Officials give OK to U.N. tribunal



Hezbollah officials and Lebanon's Syria-allied president criticized the vote.
BEIRUT, Lebanon (AP) -- The U.S.-backed government approved an international tribunal Saturday for suspects in the assassination of former Prime Minister Rafik Hariri, overriding the objections of Hezbollah amid a political crisis that threatens to spin Lebanon into violence.
Attempts to reach a last-minute compromise between the government and the pro-Syrian camp, led by Hezbollah, failed Saturday as the Cabinet moved forward with its meeting on the U.N-created court.
Lebanon's Syria-allied president denounced the vote as did Hezbollah officials, who warned that the Shiite Muslim militant group would go ahead with threatened mass street protests seeking to force the government from power.
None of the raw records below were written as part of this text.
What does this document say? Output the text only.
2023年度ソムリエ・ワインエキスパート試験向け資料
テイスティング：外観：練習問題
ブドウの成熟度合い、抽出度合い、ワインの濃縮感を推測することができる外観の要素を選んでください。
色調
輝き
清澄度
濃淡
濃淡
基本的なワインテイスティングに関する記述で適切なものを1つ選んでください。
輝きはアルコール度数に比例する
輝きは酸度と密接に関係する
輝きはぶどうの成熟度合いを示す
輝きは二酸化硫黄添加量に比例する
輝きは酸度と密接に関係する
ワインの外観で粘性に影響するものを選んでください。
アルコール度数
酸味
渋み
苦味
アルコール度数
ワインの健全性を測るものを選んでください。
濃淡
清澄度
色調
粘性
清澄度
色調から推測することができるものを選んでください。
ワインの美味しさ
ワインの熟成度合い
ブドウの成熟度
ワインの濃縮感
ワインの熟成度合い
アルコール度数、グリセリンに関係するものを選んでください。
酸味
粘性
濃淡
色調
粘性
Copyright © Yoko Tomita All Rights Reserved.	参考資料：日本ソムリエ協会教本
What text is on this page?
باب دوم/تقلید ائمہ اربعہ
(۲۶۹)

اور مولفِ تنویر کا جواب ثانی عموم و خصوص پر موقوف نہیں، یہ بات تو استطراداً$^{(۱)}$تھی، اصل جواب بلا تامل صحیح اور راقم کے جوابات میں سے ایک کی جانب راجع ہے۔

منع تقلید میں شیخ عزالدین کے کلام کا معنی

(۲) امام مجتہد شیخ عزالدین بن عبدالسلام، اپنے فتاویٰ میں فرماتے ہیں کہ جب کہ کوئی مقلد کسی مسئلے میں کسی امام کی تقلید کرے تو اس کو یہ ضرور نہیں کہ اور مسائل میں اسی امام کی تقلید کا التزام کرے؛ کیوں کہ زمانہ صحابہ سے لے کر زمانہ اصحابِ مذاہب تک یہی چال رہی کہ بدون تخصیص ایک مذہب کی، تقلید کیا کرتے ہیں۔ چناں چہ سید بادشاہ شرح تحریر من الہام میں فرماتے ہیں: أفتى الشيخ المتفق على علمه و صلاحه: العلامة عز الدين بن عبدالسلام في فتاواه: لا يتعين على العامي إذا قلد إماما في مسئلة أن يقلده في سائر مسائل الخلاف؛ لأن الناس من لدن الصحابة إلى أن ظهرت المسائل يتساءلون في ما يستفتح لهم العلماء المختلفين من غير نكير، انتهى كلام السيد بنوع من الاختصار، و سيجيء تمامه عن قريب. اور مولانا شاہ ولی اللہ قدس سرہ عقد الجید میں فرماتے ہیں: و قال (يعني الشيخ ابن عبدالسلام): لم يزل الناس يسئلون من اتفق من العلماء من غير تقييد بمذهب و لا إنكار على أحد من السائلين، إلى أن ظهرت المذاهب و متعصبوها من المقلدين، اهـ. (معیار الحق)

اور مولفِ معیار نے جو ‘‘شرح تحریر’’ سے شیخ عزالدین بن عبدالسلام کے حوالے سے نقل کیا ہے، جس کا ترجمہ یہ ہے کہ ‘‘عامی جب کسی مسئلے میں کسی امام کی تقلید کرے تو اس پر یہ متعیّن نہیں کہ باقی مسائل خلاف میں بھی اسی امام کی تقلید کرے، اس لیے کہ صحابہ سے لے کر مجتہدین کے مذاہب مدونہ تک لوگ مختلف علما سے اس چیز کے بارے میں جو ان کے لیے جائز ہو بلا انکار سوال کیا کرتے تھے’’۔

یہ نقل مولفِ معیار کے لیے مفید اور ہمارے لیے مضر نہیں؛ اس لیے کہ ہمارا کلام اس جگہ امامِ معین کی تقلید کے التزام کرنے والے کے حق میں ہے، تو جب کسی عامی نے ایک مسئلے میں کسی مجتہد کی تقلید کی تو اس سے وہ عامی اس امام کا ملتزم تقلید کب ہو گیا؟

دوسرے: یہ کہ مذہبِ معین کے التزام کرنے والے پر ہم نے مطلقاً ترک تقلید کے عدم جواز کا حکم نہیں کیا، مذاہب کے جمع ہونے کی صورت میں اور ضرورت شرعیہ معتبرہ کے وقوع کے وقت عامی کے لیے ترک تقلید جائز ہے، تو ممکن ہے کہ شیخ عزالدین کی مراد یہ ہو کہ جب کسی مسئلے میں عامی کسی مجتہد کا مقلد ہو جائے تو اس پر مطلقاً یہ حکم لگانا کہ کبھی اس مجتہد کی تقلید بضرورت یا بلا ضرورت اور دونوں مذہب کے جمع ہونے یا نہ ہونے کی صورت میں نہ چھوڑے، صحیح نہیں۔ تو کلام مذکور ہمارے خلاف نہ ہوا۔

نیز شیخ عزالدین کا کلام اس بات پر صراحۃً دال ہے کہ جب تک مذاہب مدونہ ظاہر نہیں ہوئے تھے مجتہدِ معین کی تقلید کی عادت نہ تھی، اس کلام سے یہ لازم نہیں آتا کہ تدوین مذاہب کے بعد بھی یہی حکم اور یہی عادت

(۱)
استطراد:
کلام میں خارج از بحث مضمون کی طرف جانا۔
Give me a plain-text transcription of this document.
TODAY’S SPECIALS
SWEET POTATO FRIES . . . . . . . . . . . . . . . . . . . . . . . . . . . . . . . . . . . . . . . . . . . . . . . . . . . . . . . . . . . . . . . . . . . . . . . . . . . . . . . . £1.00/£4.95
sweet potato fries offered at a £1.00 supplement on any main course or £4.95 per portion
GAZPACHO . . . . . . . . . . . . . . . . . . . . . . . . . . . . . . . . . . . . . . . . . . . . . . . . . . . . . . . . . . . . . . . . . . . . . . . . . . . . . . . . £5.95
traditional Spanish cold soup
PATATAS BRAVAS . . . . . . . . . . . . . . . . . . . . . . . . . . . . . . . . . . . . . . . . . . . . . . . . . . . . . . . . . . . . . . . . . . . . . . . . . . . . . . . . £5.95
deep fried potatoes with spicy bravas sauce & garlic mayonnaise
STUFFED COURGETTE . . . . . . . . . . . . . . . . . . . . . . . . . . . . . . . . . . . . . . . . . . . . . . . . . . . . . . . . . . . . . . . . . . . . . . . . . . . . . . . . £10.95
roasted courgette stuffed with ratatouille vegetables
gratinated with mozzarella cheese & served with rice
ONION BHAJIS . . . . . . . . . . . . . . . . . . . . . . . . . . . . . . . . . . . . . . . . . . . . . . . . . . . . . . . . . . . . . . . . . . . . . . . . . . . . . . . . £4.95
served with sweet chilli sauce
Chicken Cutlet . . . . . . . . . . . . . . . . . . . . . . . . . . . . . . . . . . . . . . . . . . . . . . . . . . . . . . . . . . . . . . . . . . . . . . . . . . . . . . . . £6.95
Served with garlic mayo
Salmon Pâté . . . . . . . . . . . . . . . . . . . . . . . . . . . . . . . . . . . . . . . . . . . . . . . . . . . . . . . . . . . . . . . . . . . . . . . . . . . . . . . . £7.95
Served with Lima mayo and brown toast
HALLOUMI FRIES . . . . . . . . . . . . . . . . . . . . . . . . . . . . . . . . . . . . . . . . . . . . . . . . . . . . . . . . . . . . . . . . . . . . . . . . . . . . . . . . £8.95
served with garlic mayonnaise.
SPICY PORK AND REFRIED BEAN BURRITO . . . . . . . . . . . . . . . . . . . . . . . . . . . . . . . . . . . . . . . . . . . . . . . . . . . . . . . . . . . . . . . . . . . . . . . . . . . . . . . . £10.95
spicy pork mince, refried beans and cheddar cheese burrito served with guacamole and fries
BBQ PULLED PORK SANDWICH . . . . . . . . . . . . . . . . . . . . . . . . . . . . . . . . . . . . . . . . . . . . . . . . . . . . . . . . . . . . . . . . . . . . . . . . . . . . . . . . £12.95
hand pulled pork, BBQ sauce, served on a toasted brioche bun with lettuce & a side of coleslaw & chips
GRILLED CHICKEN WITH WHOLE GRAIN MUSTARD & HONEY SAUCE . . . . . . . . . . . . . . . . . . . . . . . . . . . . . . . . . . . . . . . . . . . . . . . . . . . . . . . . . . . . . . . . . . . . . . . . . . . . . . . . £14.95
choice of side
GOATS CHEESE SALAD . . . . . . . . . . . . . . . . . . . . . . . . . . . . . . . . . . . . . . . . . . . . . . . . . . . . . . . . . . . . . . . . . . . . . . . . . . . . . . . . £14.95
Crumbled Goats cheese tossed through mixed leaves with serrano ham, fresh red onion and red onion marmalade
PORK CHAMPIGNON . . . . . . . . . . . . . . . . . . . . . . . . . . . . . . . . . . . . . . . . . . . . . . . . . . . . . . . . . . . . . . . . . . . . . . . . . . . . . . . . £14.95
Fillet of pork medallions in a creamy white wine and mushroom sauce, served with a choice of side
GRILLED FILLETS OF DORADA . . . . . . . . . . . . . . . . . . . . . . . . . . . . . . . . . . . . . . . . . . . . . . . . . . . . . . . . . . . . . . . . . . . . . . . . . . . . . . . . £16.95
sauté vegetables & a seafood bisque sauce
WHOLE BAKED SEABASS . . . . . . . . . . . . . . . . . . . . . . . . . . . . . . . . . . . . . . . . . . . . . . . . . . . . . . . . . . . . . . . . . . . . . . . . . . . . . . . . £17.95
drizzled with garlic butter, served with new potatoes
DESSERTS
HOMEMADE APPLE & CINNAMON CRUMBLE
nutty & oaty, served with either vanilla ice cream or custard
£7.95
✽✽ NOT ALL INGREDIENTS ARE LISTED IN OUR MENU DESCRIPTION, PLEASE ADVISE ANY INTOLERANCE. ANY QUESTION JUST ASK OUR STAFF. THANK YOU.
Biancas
The tribunal is key in the struggle between allies and opponents of Syria, which dominated its neighbor for nearly three decades until international pressure forced it to withdraw its troops last year. Anti-Syrian forces -- mainly Christians and Sunni Muslims -- dominate parliament and the Cabinet, but are facing growing resistance from the mainly Shiite pro-Syrian camp.
The political crisis became potentially explosive this week with the assassination of an anti-Syrian politician, raising worries of more violence that could tear apart the country along its fragile sectarian seams.
Rally at funeral
The anti-Syrian bloc brought out some 800,000 people for a rally at the funeral of the politician, Pierre Gemayel, on Thursday. Hezbollah has shown it can bring out similar numbers, and many people fear its threatened new demonstrations could start a spiral of street action.
Earlier Saturday, two key anti-Syrian Lebanese politicians met with Parliament Speaker Nabil Berri, an ally of Hezbollah and a Syria supporter, in an apparent attempt at a compromise.
U.S.-backed Prime Minister Fuad Saniora offered to put off the Cabinet vote for several days if six pro-Hezbollah ministers who quit the Cabinet earlier this month return.
But with Hezbollah demanding that the government be changed to give it and its allies more power, the reconciliation bid failed, and the Cabinet meeting approved a U.N. draft for the tribunal.
"Unfortunately, no agreement was reached because each side stuck to its position," Information Minister Ghazi Aridi said after the Cabinet meeting.
The Cabinet approval "puts the opposition before its options to confront the government. The time and the place will be decided," Sheik Hassan Ezzeddine, a senior Hezbollah official, said after the vote when asked if Hezbollah would carry out its threat to try to topple Saniora with mass demonstrations.
In the eyes of Hezbollah, the approval of the tribunal amounted to a rejection of its demands for more seats on the Cabinet, and Saniora's foes contend his administration is unconstitutional because it does not represent all of Lebanon's main communities.
"The government represents part of the Lebanese people, not all of them. Its decisions are void," Ezzeddine told Al-Arabiya television.
President Emile Lahoud also called the Cabinet's approval of the tribunal "null and void" for the same reason, according to a statement from his office.
Hezbollah legislator Hassan Fadlallah charged the tribunal vote would "deepen divisions in the country," and said the militant group would not take to the streets although he did not say when.
Saniora insisted the approval of the tribunal was not meant as a "provocation" against Hezbollah and its allies, according to a statement read by Aridi after the vote.